# wide angle small camera for dj booth?



## crammond (Mar 20, 2013)

Hi.

I'm looking for a small camera (gopro size or similar) that I can put in front of the DJ. Needs to be good in low light (as my gopro2 isn't really).

Would like it to be color but not a deal breaker. Also nice if I can use it for projection on TV screen but again not a deal breaker if it doesnt.

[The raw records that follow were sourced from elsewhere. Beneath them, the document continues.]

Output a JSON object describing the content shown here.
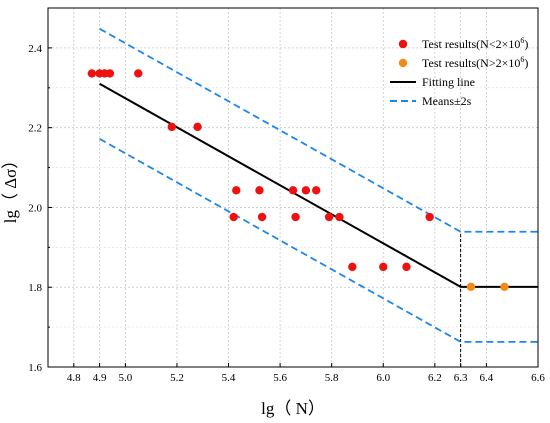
{
  "chart_data": {
    "type": "scatter",
    "xlabel": "lg（ N）",
    "ylabel": "lg（ Δσ）",
    "xlim": [
      4.7,
      6.6
    ],
    "ylim": [
      1.6,
      2.5
    ],
    "xticks": [
      4.8,
      4.9,
      5.0,
      5.2,
      5.4,
      5.6,
      5.8,
      6.0,
      6.2,
      6.3,
      6.4,
      6.6
    ],
    "xtick_labels": [
      "4.8",
      "4.9",
      "5.0",
      "5.2",
      "5.4",
      "5.6",
      "5.8",
      "6.0",
      "6.2",
      "6.3",
      "6.4",
      "6.6"
    ],
    "yticks": [
      1.6,
      1.8,
      2.0,
      2.2,
      2.4
    ],
    "ytick_labels": [
      "1.6",
      "1.8",
      "2.0",
      "2.2",
      "2.4"
    ],
    "grid": true,
    "legend_position": "top-right",
    "series": [
      {
        "name": "Test results(N<2×10",
        "name_sup": "6",
        "name_suffix": ")",
        "kind": "scatter",
        "color": "#ee1111",
        "x": [
          4.87,
          4.9,
          4.92,
          4.94,
          5.05,
          5.18,
          5.28,
          5.42,
          5.43,
          5.52,
          5.53,
          5.65,
          5.66,
          5.7,
          5.74,
          5.79,
          5.83,
          5.88,
          6.0,
          6.09,
          6.18
        ],
        "y": [
          2.336,
          2.336,
          2.336,
          2.336,
          2.336,
          2.202,
          2.202,
          1.976,
          2.043,
          2.043,
          1.976,
          2.043,
          1.976,
          2.043,
          2.043,
          1.976,
          1.976,
          1.851,
          1.851,
          1.851,
          1.976
        ]
      },
      {
        "name": "Test results(N>2×10",
        "name_sup": "6",
        "name_suffix": ")",
        "kind": "scatter",
        "color": "#f28a18",
        "x": [
          6.34,
          6.47
        ],
        "y": [
          1.801,
          1.801
        ]
      },
      {
        "name": "Fitting line",
        "kind": "line",
        "color": "#000000",
        "dash": "solid",
        "x": [
          4.9,
          6.3,
          6.6
        ],
        "y": [
          2.31,
          1.801,
          1.801
        ]
      },
      {
        "name": "Means±2s",
        "kind": "line",
        "color": "#1c86ee",
        "dash": "dashed",
        "x": [
          4.9,
          6.3,
          6.6
        ],
        "y": [
          2.448,
          1.939,
          1.939
        ]
      },
      {
        "name": "",
        "kind": "line",
        "color": "#1c86ee",
        "dash": "dashed",
        "x": [
          4.9,
          6.3,
          6.6
        ],
        "y": [
          2.172,
          1.663,
          1.663
        ]
      }
    ],
    "annotations": [
      {
        "kind": "vline",
        "x": 6.3,
        "y_from": 1.6,
        "y_to": 1.939,
        "color": "#000000",
        "dash": "dashed"
      }
    ]
  }
}
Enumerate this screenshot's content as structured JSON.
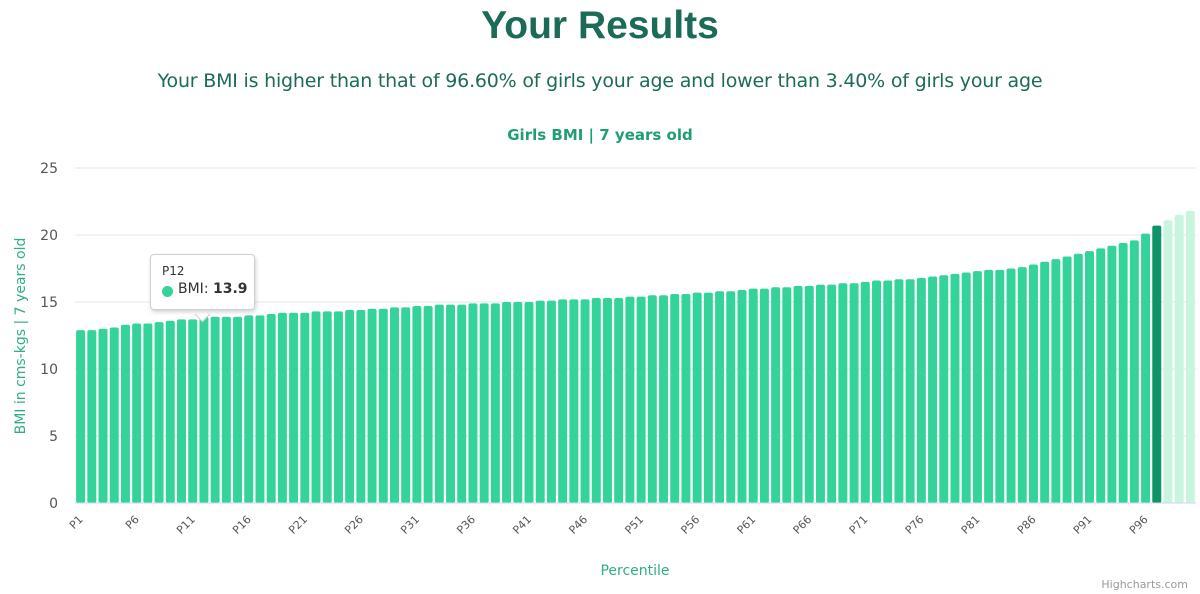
{
  "header": {
    "title": "Your Results",
    "summary": "Your BMI is higher than that of 96.60% of girls your age and lower than 3.40% of girls your age"
  },
  "credit": "Highcharts.com",
  "colors": {
    "title": "#1c6b58",
    "bar": "#34d399",
    "bar_highlight": "#0e9466",
    "bar_faded": "#c9f5de",
    "grid": "#e6e6e6",
    "axis_title": "#2fae85"
  },
  "tooltip": {
    "header": "P12",
    "series_label": "BMI",
    "value": "13.9"
  },
  "chart_data": {
    "type": "bar",
    "title": "Girls BMI | 7 years old",
    "xlabel": "Percentile",
    "ylabel": "BMI in cms-kgs | 7 years old",
    "ylim": [
      0,
      25
    ],
    "yticks": [
      0,
      5,
      10,
      15,
      20,
      25
    ],
    "grid": true,
    "legend": "none",
    "categories": [
      "P1",
      "P2",
      "P3",
      "P4",
      "P5",
      "P6",
      "P7",
      "P8",
      "P9",
      "P10",
      "P11",
      "P12",
      "P13",
      "P14",
      "P15",
      "P16",
      "P17",
      "P18",
      "P19",
      "P20",
      "P21",
      "P22",
      "P23",
      "P24",
      "P25",
      "P26",
      "P27",
      "P28",
      "P29",
      "P30",
      "P31",
      "P32",
      "P33",
      "P34",
      "P35",
      "P36",
      "P37",
      "P38",
      "P39",
      "P40",
      "P41",
      "P42",
      "P43",
      "P44",
      "P45",
      "P46",
      "P47",
      "P48",
      "P49",
      "P50",
      "P51",
      "P52",
      "P53",
      "P54",
      "P55",
      "P56",
      "P57",
      "P58",
      "P59",
      "P60",
      "P61",
      "P62",
      "P63",
      "P64",
      "P65",
      "P66",
      "P67",
      "P68",
      "P69",
      "P70",
      "P71",
      "P72",
      "P73",
      "P74",
      "P75",
      "P76",
      "P77",
      "P78",
      "P79",
      "P80",
      "P81",
      "P82",
      "P83",
      "P84",
      "P85",
      "P86",
      "P87",
      "P88",
      "P89",
      "P90",
      "P91",
      "P92",
      "P93",
      "P94",
      "P95",
      "P96",
      "P97",
      "P98",
      "P99",
      "P100"
    ],
    "visible_tick_labels": [
      "P1",
      "P6",
      "P11",
      "P16",
      "P21",
      "P26",
      "P31",
      "P36",
      "P41",
      "P46",
      "P51",
      "P56",
      "P61",
      "P66",
      "P71",
      "P76",
      "P81",
      "P86",
      "P91",
      "P96"
    ],
    "values": [
      12.9,
      12.9,
      13.0,
      13.1,
      13.3,
      13.4,
      13.4,
      13.5,
      13.6,
      13.7,
      13.7,
      13.9,
      13.9,
      13.9,
      13.9,
      14.0,
      14.0,
      14.1,
      14.2,
      14.2,
      14.2,
      14.3,
      14.3,
      14.3,
      14.4,
      14.4,
      14.5,
      14.5,
      14.6,
      14.6,
      14.7,
      14.7,
      14.8,
      14.8,
      14.8,
      14.9,
      14.9,
      14.9,
      15.0,
      15.0,
      15.0,
      15.1,
      15.1,
      15.2,
      15.2,
      15.2,
      15.3,
      15.3,
      15.3,
      15.4,
      15.4,
      15.5,
      15.5,
      15.6,
      15.6,
      15.7,
      15.7,
      15.8,
      15.8,
      15.9,
      16.0,
      16.0,
      16.1,
      16.1,
      16.2,
      16.2,
      16.3,
      16.3,
      16.4,
      16.4,
      16.5,
      16.6,
      16.6,
      16.7,
      16.7,
      16.8,
      16.9,
      17.0,
      17.1,
      17.2,
      17.3,
      17.4,
      17.4,
      17.5,
      17.6,
      17.8,
      18.0,
      18.2,
      18.4,
      18.6,
      18.8,
      19.0,
      19.2,
      19.4,
      19.6,
      20.1,
      20.7,
      21.1,
      21.5,
      21.8
    ],
    "highlight_index": 96,
    "faded_from_index": 97,
    "tooltip_index": 11
  }
}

Need something affordable 

Thanks in advance!


----------



## ruinexplorer (Mar 20, 2013)

You will need to look at security cameras instead of sports cameras like the Gopro. Security cameras are intended to handle multiple lighting situations (though you don't usually get color in low light) while the sports cameras are intended for bright, daytime filming. When you mention affordable, I assume that you mean within the same pricerange as the Gopro camera?


----------



## dbaxter (Mar 21, 2013)

Take a trip to your nearest Harbor Freight store and check out the security packages. We use one at our theater and it works great. You may have to add an additional infrared light to really see a stage in a blackout, but that doesn't sound like it applies to you.


----------



## ruinexplorer (Mar 21, 2013)

I'm not sure if they have Harbor Freight in Slovenia.


----------



## dbaxter (Mar 21, 2013)

Touche. I didn't check where crammond was from. Sorry, crammond.


----------



## ruinexplorer (Mar 21, 2013)

Not a problem. Good advice, just will probably need to shop at a different store or online.


----------



## crammond (Mar 24, 2013)

Nope, we don't have that store here 

Well, I'd like it to be as cheap as it can get  

But to put it in numbers...500usd max max

I'd be super happy if I could get something like this:




any idea what camera is that?


----------



## Axislights (Mar 26, 2013)

crammond said:


> Nope, we don't have that store here
> 
> Well, I'd like it to be as cheap as it can get
> 
> ...



Try this?
WIDE ANGLE ORIGINAL LENS REPLACEMENT GOPRO HERO HD 2 HD2 HERO2 LENS-1080p 11MP on eBay!


----------



## ruinexplorer (Mar 26, 2013)

I don't think the lens is the problem since the first post said that the GoPro wasn't good in low light. It's really difficult to see what that camera is in the picture provided, but it does look similar to a sports camera. I was thinking something more along the lines of this. I'll have to look at some of the cameras I was looking at during the CES conference. They may be more of what you want and in your price range.


----------